Temos um tecido empresarial extremamente atomizado. Se a Europa compara mal com os Estados Unidos, Portugal compara de forma catastrófica com a União Europeia.

Pedro Brinca

Economista

Já Pedro Brinca, economista e professor da Faculdade de Economia da Universidade Nova de Lisboa (Nova SBE), chamou a atenção para a dimensão das empresas. “Temos um tecido empresarial extremamente atomizado. Se a Europa compara mal com os Estados Unidos, Portugal compara de forma catastrófica com a União Europeia. Temos mais 50% de emprego em microempresas que a média europeia”, realçou o especialista.

E de que modo é que isso impacta os salários? Ora, enquanto o valor acrescentado bruto médio de um trabalhador numa microempresa é de 21 mil euros, numa grande empresa é de 84 mil euros, explicou o economista. “Os empregos que de facto pagam bem estão nas grandes empresas“, notou Pedro Brinca.

E atirou: “Não estamos condenados ao fado de baixos salários e de baixa produtividade, mas é como aquela pessoa que pede a Deus para ganhar a lotaria, e Deus um dia diz-lhe para comprar o bilhete. Se queremos subir salários, temos de fazer por isso“.

Na mesma linha, Mário Jorge Machado vincou que hoje “vemos um discurso muitas vezes virado contra os grandes grupos económicos“, quando a tendência deveria ser a oposta.

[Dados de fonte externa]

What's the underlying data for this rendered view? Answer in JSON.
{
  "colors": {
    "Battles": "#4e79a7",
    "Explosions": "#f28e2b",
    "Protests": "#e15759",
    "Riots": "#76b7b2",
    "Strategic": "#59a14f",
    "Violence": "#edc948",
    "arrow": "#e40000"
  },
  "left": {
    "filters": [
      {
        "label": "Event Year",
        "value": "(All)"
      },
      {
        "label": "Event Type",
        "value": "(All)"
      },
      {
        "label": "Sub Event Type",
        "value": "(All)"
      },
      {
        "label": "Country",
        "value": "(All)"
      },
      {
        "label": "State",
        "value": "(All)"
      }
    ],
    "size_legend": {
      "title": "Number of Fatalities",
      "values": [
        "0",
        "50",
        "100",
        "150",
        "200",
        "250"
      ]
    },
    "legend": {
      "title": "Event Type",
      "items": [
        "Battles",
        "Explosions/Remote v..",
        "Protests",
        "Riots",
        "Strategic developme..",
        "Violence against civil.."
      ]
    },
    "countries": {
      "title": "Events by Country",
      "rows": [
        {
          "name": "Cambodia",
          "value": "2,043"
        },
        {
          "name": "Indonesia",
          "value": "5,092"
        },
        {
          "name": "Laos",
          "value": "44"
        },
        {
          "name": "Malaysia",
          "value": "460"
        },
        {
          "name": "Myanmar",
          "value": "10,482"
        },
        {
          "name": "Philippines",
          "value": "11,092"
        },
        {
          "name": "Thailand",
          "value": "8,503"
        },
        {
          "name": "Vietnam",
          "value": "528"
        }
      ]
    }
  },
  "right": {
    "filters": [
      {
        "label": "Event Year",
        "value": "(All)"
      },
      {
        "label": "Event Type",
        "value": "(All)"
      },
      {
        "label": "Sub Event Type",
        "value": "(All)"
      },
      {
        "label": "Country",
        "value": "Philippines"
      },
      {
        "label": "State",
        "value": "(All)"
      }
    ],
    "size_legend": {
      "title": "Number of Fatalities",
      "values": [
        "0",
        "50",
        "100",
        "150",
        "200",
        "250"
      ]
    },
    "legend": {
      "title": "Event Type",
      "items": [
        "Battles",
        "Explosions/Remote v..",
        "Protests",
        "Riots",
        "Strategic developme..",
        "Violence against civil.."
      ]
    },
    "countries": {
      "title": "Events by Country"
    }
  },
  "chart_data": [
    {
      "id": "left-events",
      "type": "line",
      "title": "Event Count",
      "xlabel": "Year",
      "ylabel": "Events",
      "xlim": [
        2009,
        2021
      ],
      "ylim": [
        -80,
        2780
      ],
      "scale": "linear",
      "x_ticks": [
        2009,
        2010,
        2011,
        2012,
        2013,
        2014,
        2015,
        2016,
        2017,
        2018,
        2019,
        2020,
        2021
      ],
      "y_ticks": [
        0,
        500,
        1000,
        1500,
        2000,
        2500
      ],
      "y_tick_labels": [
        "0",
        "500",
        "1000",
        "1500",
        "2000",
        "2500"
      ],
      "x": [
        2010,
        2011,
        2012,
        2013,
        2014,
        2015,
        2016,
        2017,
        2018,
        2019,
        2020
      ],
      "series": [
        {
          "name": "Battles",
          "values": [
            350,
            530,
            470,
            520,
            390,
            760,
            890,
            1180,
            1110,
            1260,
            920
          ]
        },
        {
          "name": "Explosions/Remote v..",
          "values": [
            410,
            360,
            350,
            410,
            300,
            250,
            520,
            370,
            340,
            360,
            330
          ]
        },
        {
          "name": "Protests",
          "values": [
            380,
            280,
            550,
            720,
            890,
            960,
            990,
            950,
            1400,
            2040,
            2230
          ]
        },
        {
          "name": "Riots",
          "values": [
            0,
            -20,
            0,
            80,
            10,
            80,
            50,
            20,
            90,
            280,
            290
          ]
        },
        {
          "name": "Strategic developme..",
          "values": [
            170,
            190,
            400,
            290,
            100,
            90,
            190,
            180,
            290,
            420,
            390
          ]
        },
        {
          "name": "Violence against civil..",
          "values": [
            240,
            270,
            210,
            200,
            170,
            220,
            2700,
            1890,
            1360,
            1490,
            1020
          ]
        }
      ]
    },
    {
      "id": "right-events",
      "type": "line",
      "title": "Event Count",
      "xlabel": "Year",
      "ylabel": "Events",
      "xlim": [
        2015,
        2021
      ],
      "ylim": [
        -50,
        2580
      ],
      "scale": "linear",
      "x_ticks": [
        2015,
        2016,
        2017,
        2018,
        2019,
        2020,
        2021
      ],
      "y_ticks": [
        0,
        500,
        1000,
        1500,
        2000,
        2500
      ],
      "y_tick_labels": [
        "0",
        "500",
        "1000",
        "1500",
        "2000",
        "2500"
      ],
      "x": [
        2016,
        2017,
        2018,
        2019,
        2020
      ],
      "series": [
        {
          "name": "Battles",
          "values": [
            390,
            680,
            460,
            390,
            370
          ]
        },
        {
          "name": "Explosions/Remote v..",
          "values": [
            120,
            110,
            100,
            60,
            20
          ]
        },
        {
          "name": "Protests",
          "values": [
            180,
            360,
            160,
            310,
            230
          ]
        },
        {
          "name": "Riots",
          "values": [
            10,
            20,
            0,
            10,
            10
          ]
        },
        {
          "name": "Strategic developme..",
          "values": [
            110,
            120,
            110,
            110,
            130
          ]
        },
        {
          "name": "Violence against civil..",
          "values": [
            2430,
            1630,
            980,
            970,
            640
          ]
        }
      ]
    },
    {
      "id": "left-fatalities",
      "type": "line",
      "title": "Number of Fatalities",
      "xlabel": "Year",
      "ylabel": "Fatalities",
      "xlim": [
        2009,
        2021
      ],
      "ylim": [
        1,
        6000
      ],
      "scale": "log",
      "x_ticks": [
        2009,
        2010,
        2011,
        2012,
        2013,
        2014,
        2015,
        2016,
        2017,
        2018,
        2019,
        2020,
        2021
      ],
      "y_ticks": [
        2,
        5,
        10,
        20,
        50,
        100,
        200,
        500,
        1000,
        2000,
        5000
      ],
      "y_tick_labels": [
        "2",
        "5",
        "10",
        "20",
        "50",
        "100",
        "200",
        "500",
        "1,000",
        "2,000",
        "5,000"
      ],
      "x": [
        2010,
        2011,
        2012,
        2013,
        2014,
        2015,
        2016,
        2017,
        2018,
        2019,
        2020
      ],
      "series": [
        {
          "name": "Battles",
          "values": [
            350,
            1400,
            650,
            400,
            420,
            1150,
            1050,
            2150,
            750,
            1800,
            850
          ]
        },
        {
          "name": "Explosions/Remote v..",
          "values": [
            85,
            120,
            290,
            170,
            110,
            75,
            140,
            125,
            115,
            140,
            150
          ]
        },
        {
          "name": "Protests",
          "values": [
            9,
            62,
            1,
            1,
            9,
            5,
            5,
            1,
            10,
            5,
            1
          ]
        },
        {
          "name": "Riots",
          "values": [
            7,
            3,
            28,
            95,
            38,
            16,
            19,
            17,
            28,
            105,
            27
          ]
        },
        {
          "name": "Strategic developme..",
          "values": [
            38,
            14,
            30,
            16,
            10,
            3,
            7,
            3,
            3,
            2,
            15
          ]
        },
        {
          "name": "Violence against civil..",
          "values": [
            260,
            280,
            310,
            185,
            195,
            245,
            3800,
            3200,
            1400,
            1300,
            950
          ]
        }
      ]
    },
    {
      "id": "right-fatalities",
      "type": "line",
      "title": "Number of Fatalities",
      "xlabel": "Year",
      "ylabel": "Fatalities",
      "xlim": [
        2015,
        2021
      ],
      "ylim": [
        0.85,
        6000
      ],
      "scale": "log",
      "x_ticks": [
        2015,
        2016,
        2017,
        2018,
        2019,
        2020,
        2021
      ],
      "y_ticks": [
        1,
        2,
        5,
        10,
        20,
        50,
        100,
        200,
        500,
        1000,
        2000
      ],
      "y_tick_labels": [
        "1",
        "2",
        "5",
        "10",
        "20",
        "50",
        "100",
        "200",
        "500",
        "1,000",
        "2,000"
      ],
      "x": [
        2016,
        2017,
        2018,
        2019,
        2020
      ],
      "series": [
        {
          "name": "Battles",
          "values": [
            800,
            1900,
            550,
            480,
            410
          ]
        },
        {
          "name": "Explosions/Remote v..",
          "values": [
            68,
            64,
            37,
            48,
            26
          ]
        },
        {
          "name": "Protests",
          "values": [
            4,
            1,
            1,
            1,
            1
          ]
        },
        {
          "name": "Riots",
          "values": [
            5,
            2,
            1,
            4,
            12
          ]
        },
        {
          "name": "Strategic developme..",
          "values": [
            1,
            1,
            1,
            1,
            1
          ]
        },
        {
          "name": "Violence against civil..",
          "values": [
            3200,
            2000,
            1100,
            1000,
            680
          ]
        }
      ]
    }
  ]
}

É ridículo um país ter apenas 1.300 grandes empresas. É ridículo que este país não permita que as empresas cresçam para que sejam grandes.

Mário Jorge Machado

Presidente da ATP

É ridículo um país ter apenas 1.300 grandes empresas. É ridículo que este país não permita que as empresas cresçam para que sejam grandes“, enfatizou o presidente da ATP, que adiantou que, enquanto nas grandes empresas o salário médio ronda os dois mil euros, mas empresas com menos de 100 trabalhadores anda em torno de mil euros.

Para resolver o problema da escala empresarial, Pedro Brinca recomendou uma reflexão sobre o enquadramento fiscal. Como está, hoje a mensagem é que “ganhar escala não compensa”, disse.

“Se calhar, o melhor seria mesmo OE cair e haver eleições”

Com a viabilização do Orçamento do Estado para 2025 ainda por garantir, o economista Pedro Brinca projetou, na conferência promovida pelo ECO, que o país arrisca ficar com “uma espécie de Orçamento que nem é carne, nem é peixe”, uma vez que as “principais medidas emblemáticas” já caíram.

Pior, essa poderá ser a tónica para o resto da legislatura, daí que entenda que, “se calhar, o melhor seria o Orçamento do Estado cair e haver eleições legislativas”, novamente.

“Existe uma narrativa sobre as responsabilidades desta falta de estabilidade. Podia ser que essa narrativa produzisse um Parlamento com uma maioria estável, que conseguisse ter a força para ter as políticas que são precisas“, sublinhou.

Por sua vez, o presidente da ATP prevê que esta “será uma legislatura que vai acontecer pouca mudança”. “Haver uma clarificação em termos de dar oportunidade a quem quer mudar, vejo como muito positivo. As eleições são sempre uma altura para os portugueses dizerem se querem ou não fazer mudanças“, rematou.